What followed that day was both scary & painful, and in my head hilariously funny. My shower hadn’t done anything to ease my back, which I thought was a result of being laid down in one position most of the day and all night, but as I sat in my room it got worse and worse. Yep you know what’s coming!!! I think subconsciously I did too as by 0730 I was encouraging Jon to drive in early. When he arrived he found me pacing the room to ease my back. Soon the backache was coming in strong waves rather than constant so the midwife went to get a doctor. 2cm dilated! Round to delivery we went and thank god it was Gail again. That day was one of the most surreal I’ve ever had. Like an out of body experience kind of day. I won’t share all the details with you but I did learn a few things:

  • I am hilarious on gas and air. Seriously. A comedy genius. I’m sure Jon agrees deep down…
  • I have public peeing issues. Yes I know a delivery room isn’t public but I couldn’t bring myself to pee lying down on a bed into a cardboard bowl. I mean where’s the dignity in that?!?!
  • You can get sick really really quick. Seriously. Mega quick.

So there I was, telling some amazing jokes in between contractions, Mc Dreamy has been and done another scan and baby’s not quite in the right position. So plan is they’re going to give it a bit more time to see if baby moves round as labour progresses, but I need to prepare myself for a c-section. I think at this point I even called McDreamy, McDreamy to his face or maybe even upgraded him to McSteamy… Needless to say I’d be mortified if I saw him now. Anyway, I digress.. mmm.. McSteamy..

So we have a chat with the neonate registrar about what they’re going to do with baby post delivery/ c-section, the anaesthetist about sticking a giant needle in my back (yep still wasn’t keen on that one) and the obstetrician.

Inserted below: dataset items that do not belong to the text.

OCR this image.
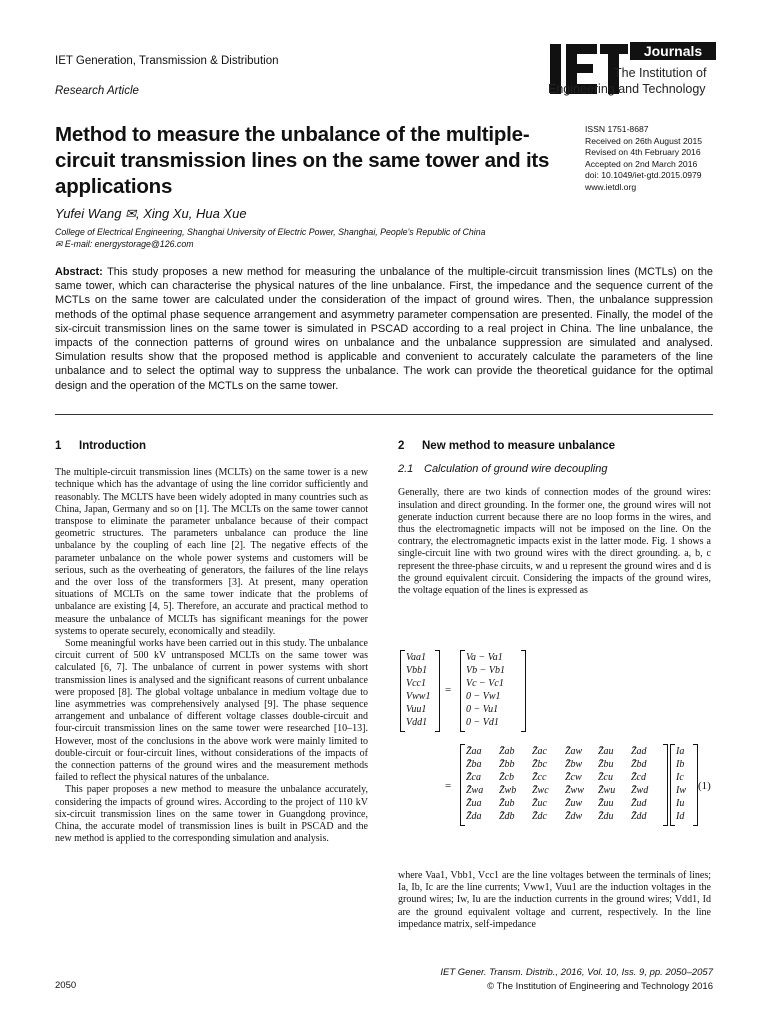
IET Generation, Transmission & Distribution
Research Article
Journals
The Institution of
Engineering and Technology
Method to measure the unbalance of the multiple-circuit transmission lines on the same tower and its applications
ISSN 1751-8687
Received on 26th August 2015
Revised on 4th February 2016
Accepted on 2nd March 2016
doi: 10.1049/iet-gtd.2015.0979
www.ietdl.org
Yufei Wang ✉, Xing Xu, Hua Xue
College of Electrical Engineering, Shanghai University of Electric Power, Shanghai, People's Republic of China
✉ E-mail: energystorage@126.com
Abstract: This study proposes a new method for measuring the unbalance of the multiple-circuit transmission lines (MCTLs) on the same tower, which can characterise the physical natures of the line unbalance. First, the impedance and the sequence current of the MCTLs on the same tower are calculated under the consideration of the impact of ground wires. Then, the unbalance suppression methods of the optimal phase sequence arrangement and asymmetry parameter compensation are presented. Finally, the model of the six-circuit transmission lines on the same tower is simulated in PSCAD according to a real project in China. The line unbalance, the impacts of the connection patterns of ground wires on unbalance and the unbalance suppression are simulated and analysed. Simulation results show that the proposed method is applicable and convenient to accurately calculate the parameters of the line unbalance and to select the optimal way to suppress the unbalance. The work can provide the theoretical guidance for the optimal design and the operation of the MCTLs on the same tower.
1 Introduction

The multiple-circuit transmission lines (MCLTs) on the same tower is a new technique which has the advantage of using the line corridor sufficiently and reasonably. The MCLTS have been widely adopted in many countries such as China, Japan, Germany and so on [1]. The MCLTs on the same tower cannot transpose to eliminate the parameter unbalance because of their compact geometric structures. The parameters unbalance can produce the line unbalance by the coupling of each line [2]. The negative effects of the parameter unbalance on the whole power systems and customers will be serious, such as the overheating of generators, the failures of the line relays and the over loss of the transformers [3]. At present, many operation situations of MCLTs on the same tower indicate that the problems of unbalance are existing [4, 5]. Therefore, an accurate and practical method to measure the unbalance of MCLTs has significant meanings for the power systems to operate securely, economically and steadily.

Some meaningful works have been carried out in this study. The unbalance circuit current of 500 kV untransposed MCLTs on the same tower was calculated [6, 7]. The unbalance of current in power systems with short transmission lines is analysed and the significant reasons of current unbalance were proposed [8]. The global voltage unbalance in medium voltage due to line asymmetries was comprehensively analysed [9]. The phase sequence arrangement and unbalance of different voltage classes double-circuit and four-circuit transmission lines on the same tower were researched [10–13]. However, most of the conclusions in the above work were mainly limited to double-circuit or four-circuit lines, without considerations of the impacts of the connection patterns of the ground wires and the measurement methods failed to reflect the physical natures of the unbalance.

This paper proposes a new method to measure the unbalance accurately, considering the impacts of ground wires. According to the project of 110 kV six-circuit transmission lines on the same tower in Guangdong province, China, the accurate model of transmission lines is built in PSCAD and the new method is applied to the corresponding simulation and analysis.

2 New method to measure unbalance
2.1 Calculation of ground wire decoupling

Generally, there are two kinds of connection modes of the ground wires: insulation and direct grounding. In the former one, the ground wires will not generate induction current because there are no loop forms in the wires, and thus the electromagnetic impacts will not be imposed on the line. On the contrary, the electromagnetic impacts exist in the latter mode. Fig. 1 shows a single-circuit line with two ground wires with the direct grounding. a, b, c represent the three-phase circuits, w and u represent the ground wires and d is the ground equivalent circuit. Considering the impacts of the ground wires, the voltage equation of the lines is expressed as

Vaa1
Vbb1
Vcc1
Vww1
Vuu1
Vdd1
=
Va − Va1
Vb − Vb1
Vc − Vc1
0 − Vw1
0 − Vu1
0 − Vd1
=
Z̄aa Z̄ab Z̄ac Z̄aw Z̄au Z̄ad
Z̄ba Z̄bb Z̄bc Z̄bw Z̄bu Z̄bd
Z̄ca Z̄cb Z̄cc Z̄cw Z̄cu Z̄cd
Z̄wa Z̄wb Z̄wc Z̄ww Z̄wu Z̄wd
Z̄ua Z̄ub Z̄uc Z̄uw Z̄uu Z̄ud
Z̄da Z̄db Z̄dc Z̄dw Z̄du Z̄dd
Ia
Ib
Ic
Iw
Iu
Id
(1)

where Vaa1, Vbb1, Vcc1 are the line voltages between the terminals of lines; Ia, Ib, Ic are the line currents; Vww1, Vuu1 are the induction voltages in the ground wires; Iw, Iu are the induction currents in the ground wires; Vdd1, Id are the ground equivalent voltage and current, respectively. In the line impedance matrix, self-impedance

2050
IET Gener. Transm. Distrib., 2016, Vol. 10, Iss. 9, pp. 2050–2057
© The Institution of Engineering and Technology 2016
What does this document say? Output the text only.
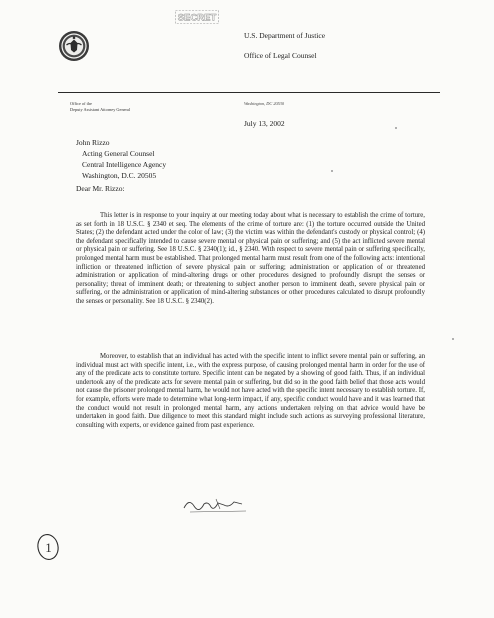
SECRET
U.S. Department of Justice
Office of Legal Counsel
Office of the
Deputy Assistant Attorney General
Washington, DC 20530
July 13, 2002
John Rizzo
Acting General Counsel
Central Intelligence Agency
Washington, D.C. 20505
Dear Mr. Rizzo:
This letter is in response to your inquiry at our meeting today about what is necessary to establish the crime of torture, as set forth in 18 U.S.C. § 2340 et seq. The elements of the crime of torture are: (1) the torture occurred outside the United States; (2) the defendant acted under the color of law; (3) the victim was within the defendant's custody or physical control; (4) the defendant specifically intended to cause severe mental or physical pain or suffering; and (5) the act inflicted severe mental or physical pain or suffering. See 18 U.S.C. § 2340(1); id., § 2340. With respect to severe mental pain or suffering specifically, prolonged mental harm must be established. That prolonged mental harm must result from one of the following acts: intentional infliction or threatened infliction of severe physical pain or suffering; administration or application of or threatened administration or application of mind-altering drugs or other procedures designed to profoundly disrupt the senses or personality; threat of imminent death; or threatening to subject another person to imminent death, severe physical pain or suffering, or the administration or application of mind-altering substances or other procedures calculated to disrupt profoundly the senses or personality. See 18 U.S.C. § 2340(2).
Moreover, to establish that an individual has acted with the specific intent to inflict severe mental pain or suffering, an individual must act with specific intent, i.e., with the express purpose, of causing prolonged mental harm in order for the use of any of the predicate acts to constitute torture. Specific intent can be negated by a showing of good faith. Thus, if an individual undertook any of the predicate acts for severe mental pain or suffering, but did so in the good faith belief that those acts would not cause the prisoner prolonged mental harm, he would not have acted with the specific intent necessary to establish torture. If, for example, efforts were made to determine what long-term impact, if any, specific conduct would have and it was learned that the conduct would not result in prolonged mental harm, any actions undertaken relying on that advice would have be undertaken in good faith. Due diligence to meet this standard might include such actions as surveying professional literature, consulting with experts, or evidence gained from past experience.
1
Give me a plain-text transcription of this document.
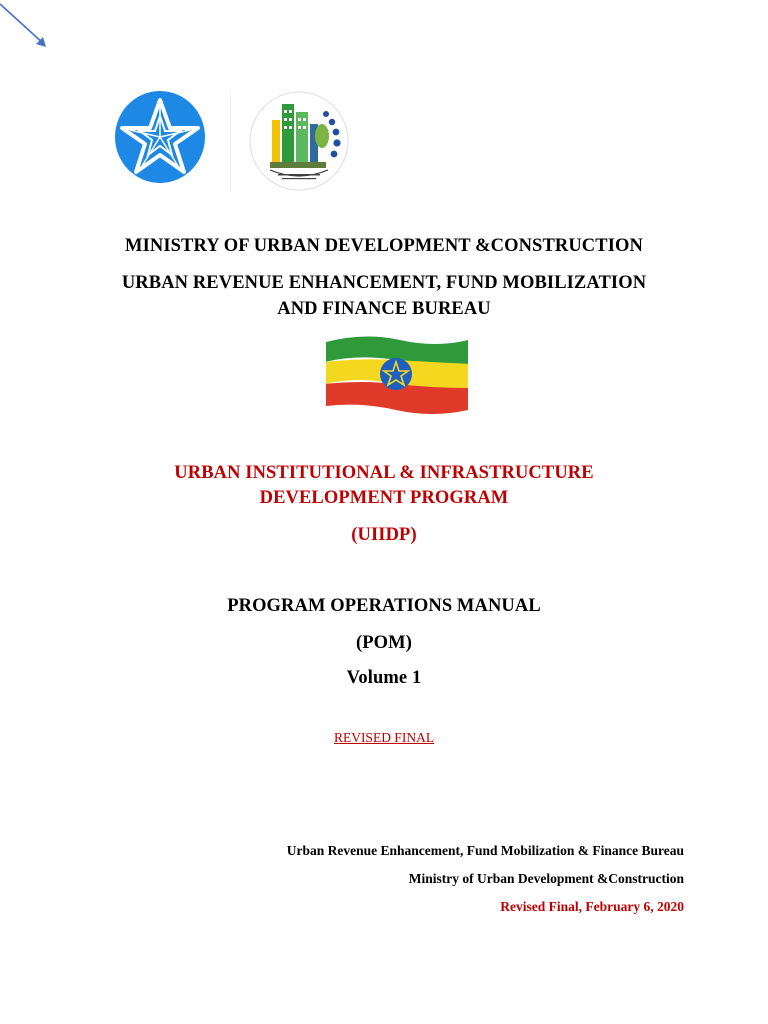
MINISTRY OF URBAN DEVELOPMENT &CONSTRUCTION
URBAN REVENUE ENHANCEMENT, FUND MOBILIZATION
AND FINANCE BUREAU
URBAN INSTITUTIONAL & INFRASTRUCTURE
DEVELOPMENT PROGRAM
(UIIDP)
PROGRAM OPERATIONS MANUAL
(POM)
Volume 1
REVISED FINAL
Urban Revenue Enhancement, Fund Mobilization & Finance Bureau
Ministry of Urban Development &Construction
Revised Final, February 6, 2020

Then it literally was a case of everything changed in a second. One second I was happy and laughing and joking and the next I was shivering uncontrollably and felt… well I can’t really describe how I felt. I imagine it’s a bit like how men think they feel with man flu – but way worse. Maybe a combination of having man-flu and how I imagine anthrax poisoning feels. So we’ll call it manthrax for giggles. It was grown up teeth chattering, shivering and shaking uncontrollably and then it all starts getting a bit hazy. I vaguely remember blankets being piled on me, the doctor holding some big yellow bit of paper for me to sign and then the next thing I knew I was being wheeled into the operating room. Jon would tell me the next day that it was as if I went into shut down mode (that manthrax is bad). He said that in the short time it took to wheel me across the corridor into theatre my temperature jumped up 5°C. I remember the pain of contractions fighting the uncontrollable shivering, vomiting on someone’s shoes (very sorry whichever doctor/nurse that was), lots of people talking around me, feeling pretty naked, and hearing someone saying something about not being able to get a line into me as I was shutting down. Last thing I remember is the senior anaesthetist telling me it was too late for an epidural, they had to put me under a general right now. I don’t think I even had the nous to crack a joke.

I would know nothing until later that day when I woke up in a cloud of morphine. Poor Jon. He told me he found himself stood in a pair of scrubs alone in the delivery room having been told he couldn’t go in to watch as they thought I had sepsis. He told me afterwards that at that point he was now worried he was going to lose both of us.